Creepy. Unsettling. Strange (not surprisingly). I’m left a bit confused as to how to explain The Little Stranger. This is a superbly written book suffering from a slight defect in urgency – though whether this is in fact a deficit is debatable – this tale takes its time and has a slow pace in the beginning, which gradually becomes more obviously well-suited to the story, but in the first third of the book there is a danger of falling into a torpor.
The Little Stranger is set in an upper class but rapidly decaying home – Hundreds Hall – following WW2, and the story is told by Dr Faraday – a local “lad made good” who remembers visiting Hundreds as a child and whose mother worked there as a nursery maid. Gradually it becomes clear that all is not well at Hundreds Hall, inhabited only by Mrs Ayres and her son Roderick and daughter Caroline, and a young teenage maid, with strange happenings seeming to indicate a malevolent force at work.

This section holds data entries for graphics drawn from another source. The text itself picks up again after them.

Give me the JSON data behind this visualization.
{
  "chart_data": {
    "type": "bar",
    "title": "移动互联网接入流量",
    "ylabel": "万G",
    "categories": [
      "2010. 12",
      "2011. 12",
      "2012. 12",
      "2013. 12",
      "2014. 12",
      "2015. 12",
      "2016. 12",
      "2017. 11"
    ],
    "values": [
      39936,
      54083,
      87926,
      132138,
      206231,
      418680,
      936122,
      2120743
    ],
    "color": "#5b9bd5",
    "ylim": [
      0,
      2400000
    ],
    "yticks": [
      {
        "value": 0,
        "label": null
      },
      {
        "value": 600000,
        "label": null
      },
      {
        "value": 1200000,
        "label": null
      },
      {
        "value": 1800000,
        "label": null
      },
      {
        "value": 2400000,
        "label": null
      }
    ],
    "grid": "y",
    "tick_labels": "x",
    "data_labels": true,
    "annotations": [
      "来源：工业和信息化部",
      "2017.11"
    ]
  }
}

There are larger issues here, playing out within a domestic setting – the loss of wealth and status and the general aimlessness of the upper classes after WW2. Roderick, injured in the service of the country, has little to do but obsess over the state of his “estate” – and littler money to do it with. Caroline is a spinster, almost nostalgic for the war that gave her life a purpose and meaning beyond marriage.
Waters’ amazing technique with writing is on total show here – her ability to inhabit the voices of her characters is skilful and as equally creepy as the events they contend with. There is no jarring note here, no moment of anachronism. Their voices are fully formed and genuine and one feels total submersion in the time and story of the novel. Haunting and haunted, the voices of ghosts and a time past. Perfect for the tale being told.
The unsettled atmosphere increases as the story moves on, gradually drawing you in and eventually becoming gripping, with moments of genuine spookiness. Waters holds back from explanation and outright description though, intensifying the creepiness by lack of detail about what exactly we are dealing with here. The reader is never allowed a complete grip on events, an ambiguity that is slightly maddening but also means we never stray into well-worn territory of “horror”.
Who is The Little Stranger, is it really a ghost or is it the character of Dr Faraday himself? In the end it’s almost as if the only person who doesn’t want to give up the “gentrified” Hundreds Hall is the one person who also resents its presence – Faraday. There is a love story here, ostensibly between Faraday and Caroline – but in the end I was left wondering if Faraday’s true love is not in fact Hundreds itself, rather than any of its inhabitants.
Which, I think, is exactly where Waters wanted me, as a reader, to be.
3 little furry black BookieMonster Kitteh paws up. I didn’t find this as completely satisfying as other Waters’ books (notably Fingersmith and Affinity), but its patient skill cannot be overlooked.